Applying Aspiring Youth's Success at Your Program

  1. Take a fresh look at your assets and your connections. Inventory who you know in the community and who your advisory board members know, the parents of the participants your volunteers and others. Use the Building Sustainability worksheet to help guide this process.
  2. Based upon those connections, set up a mechanism to not only apply for funding but to ask for funding. If your program is school-based, you might be able to ask the school's parents' organization to provide some extra resources or tap a neighborhood business for an ongoing donation.
  3. If you do decide to host an event as way to bring in funds and spread the word about your program, remember that it takes energy and time to get an annual fundraiser off the ground, and you might not make much money at first. So start small, grow slowly and always keep event costs low.

About Aspiring Youth

Aspiring Youth is a 501(c)(3) nonprofit organization headquartered in Houston with nationwide programs for at-risk youth. Hired teachers and coaches spend time with the students each afternoon and community volunteers visit to provide tutoring and mentoring. The students study the core academic subjects and have instruction from Aspiring Youth´s SUCCESS Curriculum - enhancing reading, math, computer and art skills. They interact with positive role models, build their self-esteem, and develop mentoring relationships with volunteers.

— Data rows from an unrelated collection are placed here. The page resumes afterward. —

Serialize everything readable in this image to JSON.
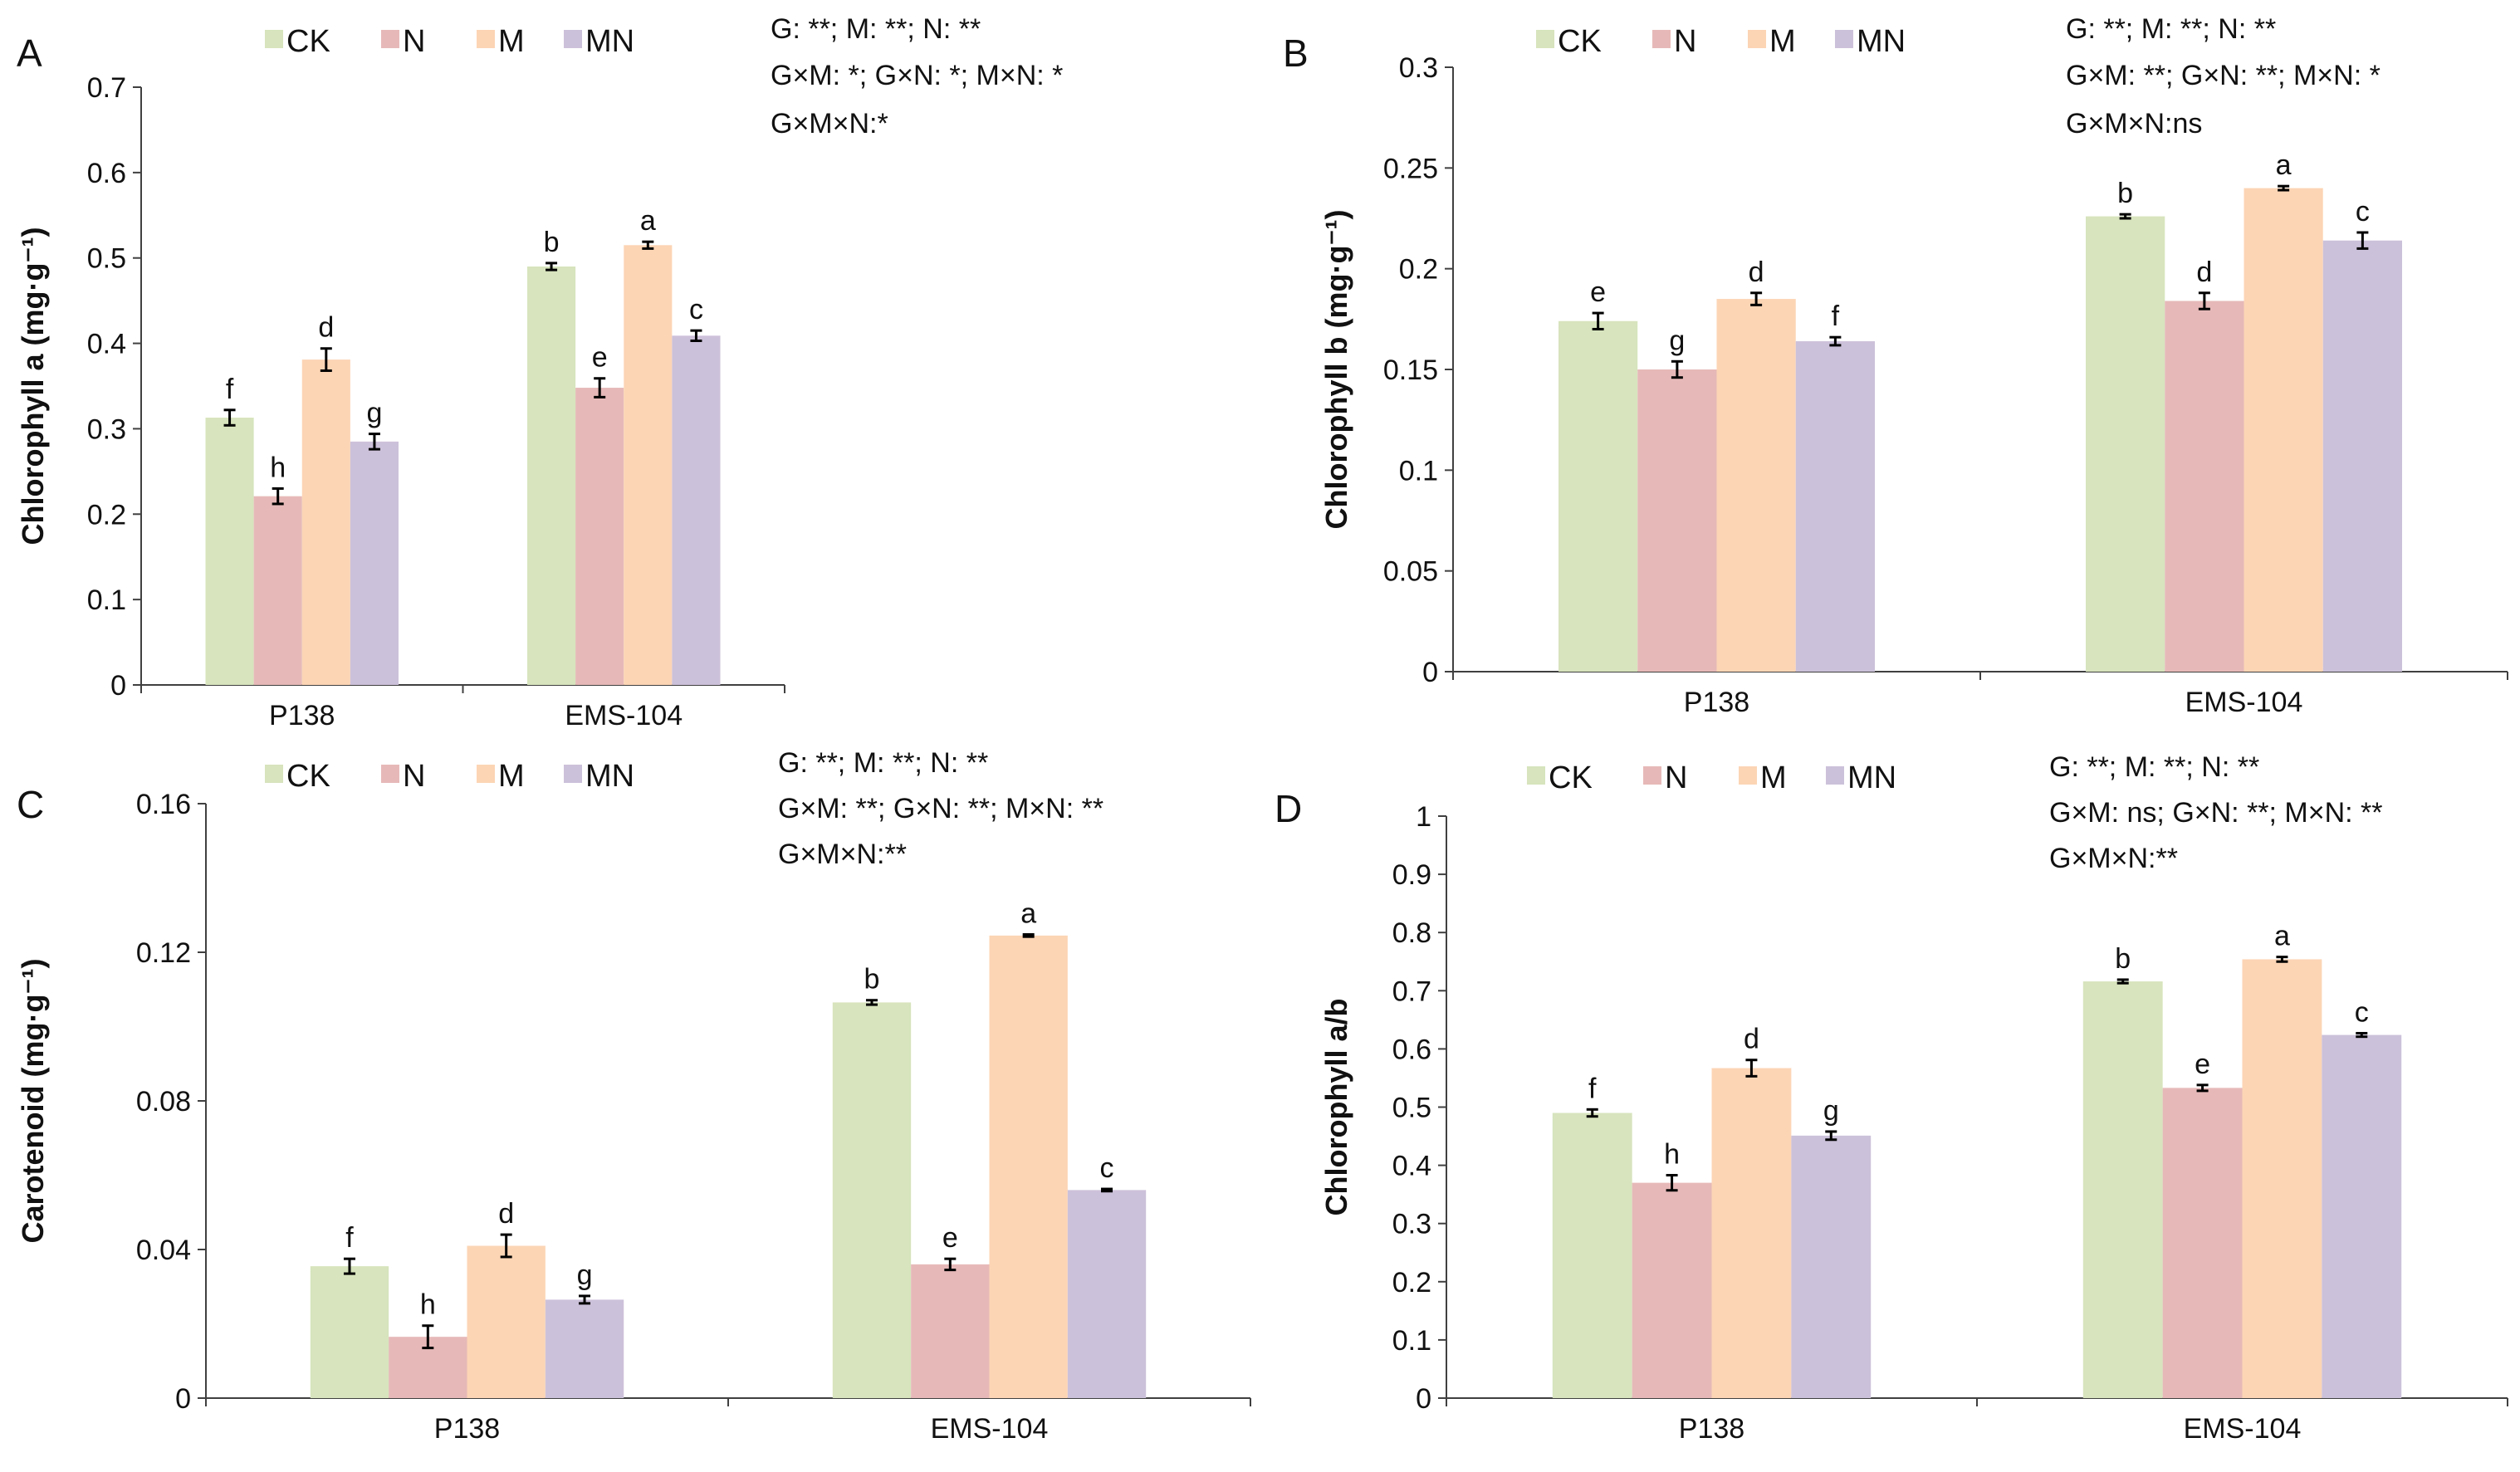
{
  "colors": {
    "CK": "#d7e4bd",
    "N": "#e6b9b8",
    "M": "#fcd5b5",
    "MN": "#ccc1da",
    "axis": "#404040"
  },
  "chart_data": [
    {
      "type": "bar",
      "panel": "A",
      "ylabel": "Chlorophyll a (mg·g⁻¹)",
      "ylim": [
        0,
        0.7
      ],
      "ystep": 0.1,
      "yticks": [
        "0",
        "0.1",
        "0.2",
        "0.3",
        "0.4",
        "0.5",
        "0.6",
        "0.7"
      ],
      "categories": [
        "P138",
        "EMS-104"
      ],
      "legend": [
        "CK",
        "N",
        "M",
        "MN"
      ],
      "series": [
        {
          "name": "CK",
          "values": [
            0.313,
            0.49
          ],
          "errors": [
            0.009,
            0.004
          ],
          "letters": [
            "f",
            "b"
          ]
        },
        {
          "name": "N",
          "values": [
            0.221,
            0.348
          ],
          "errors": [
            0.009,
            0.011
          ],
          "letters": [
            "h",
            "e"
          ]
        },
        {
          "name": "M",
          "values": [
            0.381,
            0.515
          ],
          "errors": [
            0.013,
            0.004
          ],
          "letters": [
            "d",
            "a"
          ]
        },
        {
          "name": "MN",
          "values": [
            0.285,
            0.409
          ],
          "errors": [
            0.009,
            0.006
          ],
          "letters": [
            "g",
            "c"
          ]
        }
      ],
      "annotations": [
        "G: **; M: **; N: **",
        "G×M: *; G×N: *; M×N: *",
        "G×M×N:*"
      ]
    },
    {
      "type": "bar",
      "panel": "B",
      "ylabel": "Chlorophyll b (mg·g⁻¹)",
      "ylim": [
        0,
        0.3
      ],
      "ystep": 0.05,
      "yticks": [
        "0",
        "0.05",
        "0.1",
        "0.15",
        "0.2",
        "0.25",
        "0.3"
      ],
      "categories": [
        "P138",
        "EMS-104"
      ],
      "legend": [
        "CK",
        "N",
        "M",
        "MN"
      ],
      "series": [
        {
          "name": "CK",
          "values": [
            0.174,
            0.226
          ],
          "errors": [
            0.004,
            0.001
          ],
          "letters": [
            "e",
            "b"
          ]
        },
        {
          "name": "N",
          "values": [
            0.15,
            0.184
          ],
          "errors": [
            0.004,
            0.004
          ],
          "letters": [
            "g",
            "d"
          ]
        },
        {
          "name": "M",
          "values": [
            0.185,
            0.24
          ],
          "errors": [
            0.003,
            0.001
          ],
          "letters": [
            "d",
            "a"
          ]
        },
        {
          "name": "MN",
          "values": [
            0.164,
            0.214
          ],
          "errors": [
            0.002,
            0.004
          ],
          "letters": [
            "f",
            "c"
          ]
        }
      ],
      "annotations": [
        "G: **; M: **; N: **",
        "G×M: **; G×N: **; M×N: *",
        "G×M×N:ns"
      ]
    },
    {
      "type": "bar",
      "panel": "C",
      "ylabel": "Carotenoid (mg·g⁻¹)",
      "ylim": [
        0,
        0.16
      ],
      "ystep": 0.04,
      "yticks": [
        "0",
        "0.04",
        "0.08",
        "0.12",
        "0.16"
      ],
      "categories": [
        "P138",
        "EMS-104"
      ],
      "legend": [
        "CK",
        "N",
        "M",
        "MN"
      ],
      "series": [
        {
          "name": "CK",
          "values": [
            0.0355,
            0.1065
          ],
          "errors": [
            0.002,
            0.0006
          ],
          "letters": [
            "f",
            "b"
          ]
        },
        {
          "name": "N",
          "values": [
            0.0165,
            0.036
          ],
          "errors": [
            0.003,
            0.0015
          ],
          "letters": [
            "h",
            "e"
          ]
        },
        {
          "name": "M",
          "values": [
            0.041,
            0.1245
          ],
          "errors": [
            0.003,
            0.0003
          ],
          "letters": [
            "d",
            "a"
          ]
        },
        {
          "name": "MN",
          "values": [
            0.0265,
            0.056
          ],
          "errors": [
            0.001,
            0.0003
          ],
          "letters": [
            "g",
            "c"
          ]
        }
      ],
      "annotations": [
        "G: **; M: **; N: **",
        "G×M: **; G×N: **; M×N: **",
        "G×M×N:**"
      ]
    },
    {
      "type": "bar",
      "panel": "D",
      "ylabel": "Chlorophyll a/b",
      "ylim": [
        0,
        1
      ],
      "ystep": 0.1,
      "yticks": [
        "0",
        "0.1",
        "0.2",
        "0.3",
        "0.4",
        "0.5",
        "0.6",
        "0.7",
        "0.8",
        "0.9",
        "1"
      ],
      "categories": [
        "P138",
        "EMS-104"
      ],
      "legend": [
        "CK",
        "N",
        "M",
        "MN"
      ],
      "series": [
        {
          "name": "CK",
          "values": [
            0.49,
            0.716
          ],
          "errors": [
            0.006,
            0.003
          ],
          "letters": [
            "f",
            "b"
          ]
        },
        {
          "name": "N",
          "values": [
            0.37,
            0.533
          ],
          "errors": [
            0.013,
            0.005
          ],
          "letters": [
            "h",
            "e"
          ]
        },
        {
          "name": "M",
          "values": [
            0.567,
            0.754
          ],
          "errors": [
            0.014,
            0.004
          ],
          "letters": [
            "d",
            "a"
          ]
        },
        {
          "name": "MN",
          "values": [
            0.451,
            0.624
          ],
          "errors": [
            0.007,
            0.003
          ],
          "letters": [
            "g",
            "c"
          ]
        }
      ],
      "annotations": [
        "G: **; M: **; N: **",
        "G×M: ns; G×N: **; M×N: **",
        "G×M×N:**"
      ]
    }
  ]
}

The first Aspiring Youth After-School Program in Houston began at a city school in a very disadvantaged neighborhood. Now, the Aspiring Youth After-School Programs in Houston serve almost 600 students at nine school-based afterschool sites in the Houston and North Forest Independent School Districts. The Aspiring Youth program began in 1992, when Justice Eric Andell, then a Houston Juvenile Court Judge, and Mark Snell, then president of the Houston Young Lawyers Association, envisioned (on the back of a napkin at a banquet) an afterschool program for middle school youth during the "latch-key" hours. Judge Andell and Mark Snell asked John Meredith to organize a Houston Young Lawyers Association committee and turn their vision into a workable program.